Going forward, Salifu, together with the participants, came up with workshop resolutions/recommendations to consider for auctioning in the near future. Among others, there was a strong consensus among participants to hold a south–south cooperation joint inspections training and awareness sessions from 2019 onwards.

The south–south cooperation interventions shall be held between two to four countries at an interval. They shall be between NOUs, environmental/enforcement inspectors, and customs officials, aimed at strengthening coordination among SADC. Communication among the relevant institutions is one of the key areas, as well as among countries, especially on trade of HCFCs and HCFC-based equipment.

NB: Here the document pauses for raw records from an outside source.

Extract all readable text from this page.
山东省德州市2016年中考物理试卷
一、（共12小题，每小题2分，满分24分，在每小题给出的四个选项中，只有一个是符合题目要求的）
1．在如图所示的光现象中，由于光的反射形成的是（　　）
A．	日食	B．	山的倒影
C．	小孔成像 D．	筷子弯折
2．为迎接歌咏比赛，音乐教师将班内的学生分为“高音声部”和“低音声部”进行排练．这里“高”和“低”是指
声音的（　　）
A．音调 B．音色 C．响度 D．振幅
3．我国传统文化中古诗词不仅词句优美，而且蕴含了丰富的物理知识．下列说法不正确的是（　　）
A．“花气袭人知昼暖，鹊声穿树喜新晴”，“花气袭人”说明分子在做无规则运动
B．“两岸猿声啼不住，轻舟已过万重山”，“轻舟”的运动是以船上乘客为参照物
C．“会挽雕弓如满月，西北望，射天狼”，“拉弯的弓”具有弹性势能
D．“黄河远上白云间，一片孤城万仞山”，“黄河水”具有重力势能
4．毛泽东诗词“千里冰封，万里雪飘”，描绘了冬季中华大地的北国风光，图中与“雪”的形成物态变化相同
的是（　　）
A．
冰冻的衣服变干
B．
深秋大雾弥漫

These interventions are also aimed at reducing the issues around data discrepancies. Informal Prior-Informed Consent (iPIC) supporting compliance through prevention of illegal and unwanted trade in ODSs has proven to be effective. This initiative was developed to better manage trade in ODSs that are controlled under the Montreal Protocol.

A WORD OF THANKS

The Department of Environmental Affairs would like to thank the UN Environment OzonAction, participants from SADC, facilitators, and industry for ensuring a successful workshop in the country and ultimately in the wider region.

TOPICS COVERED

The workshop covered the following topics:

  • Overview of illegal trade and the need for action.
  • Improving implementation of licence and quota systems with a holistic approach, starting from allocation of quota up to when ODS is placed in the domestic market and beyond (in countries where post-clearance audits/inspection can be carried out); step-wise procedures to help countries to understand and address the possible loopholes.
  • Reconciliation of ODS trade data among NOU, licensing authority, and customs: how the trade data should be reconciled.
  • Analysis of trade discrepancies in ODS and cooperating mechanisms to reduce the trade discrepancies (including transhipment and import for re-export).
  • Risk profiling for ODS: application whether or not electronic/single window customs systems are used.
  • Options and challenges in handling smuggled ODSs confiscated at the border and smuggled ODSs in the domestic market.
  • HFC controls: commitments and options; the role of customs (phase-down schedules, HS codes, and the like).
  • Bilateral/trilateral discussion on specific cooperation, cases. 

WAY FORWARD

Some of the issues to be followed up by the regional network were documented as follows:

  1. Awareness activities.
  2. Misdeclarations.
  3. Encourage joint inter-agency and border dialogues.
  4. Consider ban on disposable cylinders.
  5. Encourage whistle-blower policies.
  6. Clamp down on smuggling on buses and personal vehicles.
  7. Lack of ODS destruction technology in the region to be addressed.
  8. Use of iPIC and encourage information sharing.
  9. Unavailability of alternative refrigerants on the local market to be addressed.
  10. Recognising and rewarding of customs officers as an incentive.
  11. Strengthening of enforcement on the local market.
  12. Encourage south–south cooperation to encourage capacity building.
  13. Stringent penalties for offenders and publicising offences.